Entrepreneurship, she says, can turn a wealth of need into wealth-generating opportunities. “There’s no one working on recycling, clean water, electricity access,” she says. “Is there a great idea out there for how to bring electricity to the 20% of the population that’s completely disconnected from the grid?”

Unemployment rates on the reservation reach 60%. Basic infrastructure barely exists, let alone internet and mobile penetration. But dig a little deeper, says Fleming, and you’ll find a community of informal entrepreneurs, trading crafts and jewelry, making and selling food and hawking chopped firewood.

“They’re all entrepreneurs, they just don’t see themselves that way,” she says.
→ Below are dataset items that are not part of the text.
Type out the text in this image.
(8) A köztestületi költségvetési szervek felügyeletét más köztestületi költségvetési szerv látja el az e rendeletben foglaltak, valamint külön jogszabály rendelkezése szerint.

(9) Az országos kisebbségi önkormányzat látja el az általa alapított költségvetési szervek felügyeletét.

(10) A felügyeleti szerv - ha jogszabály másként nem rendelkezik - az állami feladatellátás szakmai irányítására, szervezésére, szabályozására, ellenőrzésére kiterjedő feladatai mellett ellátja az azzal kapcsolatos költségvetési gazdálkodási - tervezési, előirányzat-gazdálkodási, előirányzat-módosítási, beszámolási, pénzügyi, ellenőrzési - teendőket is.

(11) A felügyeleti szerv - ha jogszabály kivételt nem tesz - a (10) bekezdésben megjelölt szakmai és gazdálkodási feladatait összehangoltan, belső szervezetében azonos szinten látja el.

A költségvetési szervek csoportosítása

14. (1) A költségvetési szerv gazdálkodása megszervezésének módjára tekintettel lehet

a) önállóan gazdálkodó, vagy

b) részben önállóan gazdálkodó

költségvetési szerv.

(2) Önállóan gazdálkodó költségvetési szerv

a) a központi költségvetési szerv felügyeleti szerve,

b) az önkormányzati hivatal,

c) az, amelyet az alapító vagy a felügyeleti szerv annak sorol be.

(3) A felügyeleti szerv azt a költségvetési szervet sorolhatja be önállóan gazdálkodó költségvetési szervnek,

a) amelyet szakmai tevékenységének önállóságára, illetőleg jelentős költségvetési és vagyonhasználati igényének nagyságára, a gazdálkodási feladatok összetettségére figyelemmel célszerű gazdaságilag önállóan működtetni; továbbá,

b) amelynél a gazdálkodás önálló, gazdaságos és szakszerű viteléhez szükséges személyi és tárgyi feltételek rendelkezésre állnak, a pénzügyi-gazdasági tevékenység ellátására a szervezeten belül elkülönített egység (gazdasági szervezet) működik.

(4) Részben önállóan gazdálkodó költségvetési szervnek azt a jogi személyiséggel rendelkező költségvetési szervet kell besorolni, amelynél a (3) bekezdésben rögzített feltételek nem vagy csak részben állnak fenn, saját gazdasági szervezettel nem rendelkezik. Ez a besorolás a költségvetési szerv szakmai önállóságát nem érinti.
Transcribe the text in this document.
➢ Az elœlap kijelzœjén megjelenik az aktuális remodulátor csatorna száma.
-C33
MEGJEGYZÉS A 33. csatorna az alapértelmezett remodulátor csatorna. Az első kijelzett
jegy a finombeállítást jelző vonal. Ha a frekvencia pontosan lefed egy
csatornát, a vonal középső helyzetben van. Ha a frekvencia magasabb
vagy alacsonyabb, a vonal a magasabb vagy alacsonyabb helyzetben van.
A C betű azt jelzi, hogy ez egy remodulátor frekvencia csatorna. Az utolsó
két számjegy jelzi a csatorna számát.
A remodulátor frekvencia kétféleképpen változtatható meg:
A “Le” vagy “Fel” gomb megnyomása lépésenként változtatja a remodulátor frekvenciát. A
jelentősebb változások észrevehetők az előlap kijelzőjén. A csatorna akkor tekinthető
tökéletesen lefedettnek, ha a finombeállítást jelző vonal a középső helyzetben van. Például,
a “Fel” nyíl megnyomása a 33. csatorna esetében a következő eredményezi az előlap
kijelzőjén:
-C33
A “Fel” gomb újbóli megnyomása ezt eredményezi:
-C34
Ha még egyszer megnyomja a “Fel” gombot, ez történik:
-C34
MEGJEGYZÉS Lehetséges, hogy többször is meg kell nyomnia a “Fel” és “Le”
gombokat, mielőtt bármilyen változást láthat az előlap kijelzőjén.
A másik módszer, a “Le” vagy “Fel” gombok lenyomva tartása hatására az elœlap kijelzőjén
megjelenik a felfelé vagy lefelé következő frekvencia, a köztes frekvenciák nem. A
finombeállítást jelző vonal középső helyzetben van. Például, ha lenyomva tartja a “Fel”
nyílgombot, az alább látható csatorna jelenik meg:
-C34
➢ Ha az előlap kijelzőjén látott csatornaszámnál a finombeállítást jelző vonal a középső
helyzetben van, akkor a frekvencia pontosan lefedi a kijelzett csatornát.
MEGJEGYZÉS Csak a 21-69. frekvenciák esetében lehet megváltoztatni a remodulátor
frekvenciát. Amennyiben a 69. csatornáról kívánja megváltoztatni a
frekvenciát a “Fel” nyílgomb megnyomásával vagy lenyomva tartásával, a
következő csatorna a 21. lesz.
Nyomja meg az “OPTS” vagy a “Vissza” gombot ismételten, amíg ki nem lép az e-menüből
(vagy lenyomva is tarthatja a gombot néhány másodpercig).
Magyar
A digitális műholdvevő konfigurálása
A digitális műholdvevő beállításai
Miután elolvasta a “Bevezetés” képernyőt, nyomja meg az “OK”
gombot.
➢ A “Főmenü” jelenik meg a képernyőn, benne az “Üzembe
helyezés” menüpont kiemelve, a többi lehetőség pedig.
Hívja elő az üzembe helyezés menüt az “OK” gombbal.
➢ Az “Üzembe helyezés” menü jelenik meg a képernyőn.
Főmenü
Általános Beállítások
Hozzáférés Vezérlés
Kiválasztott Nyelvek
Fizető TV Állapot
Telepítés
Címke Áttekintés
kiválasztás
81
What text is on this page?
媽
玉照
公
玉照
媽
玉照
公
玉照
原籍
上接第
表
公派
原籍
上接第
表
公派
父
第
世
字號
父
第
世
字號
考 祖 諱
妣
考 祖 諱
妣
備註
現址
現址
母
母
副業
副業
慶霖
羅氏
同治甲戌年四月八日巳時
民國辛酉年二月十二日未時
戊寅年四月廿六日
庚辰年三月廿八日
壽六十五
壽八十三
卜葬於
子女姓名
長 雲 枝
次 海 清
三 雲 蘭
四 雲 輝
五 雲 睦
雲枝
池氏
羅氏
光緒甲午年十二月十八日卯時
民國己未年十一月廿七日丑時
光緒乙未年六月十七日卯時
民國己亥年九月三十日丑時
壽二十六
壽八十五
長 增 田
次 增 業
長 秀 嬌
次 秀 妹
When Change Labs organized its first entrepreneurship lab five-years ago to explore challenges faced by small-business owners, Fleming expected maybe 30 people. More than 100 turned up. Today, Change Labs hosts quarterly pop-up entrepreneurial labs across the reservation to help Navajo founders spot challenges and turn ideas into registered businesses. In May, Change Labs gained access to land where it plans to open a co-working space for entrepreneurs.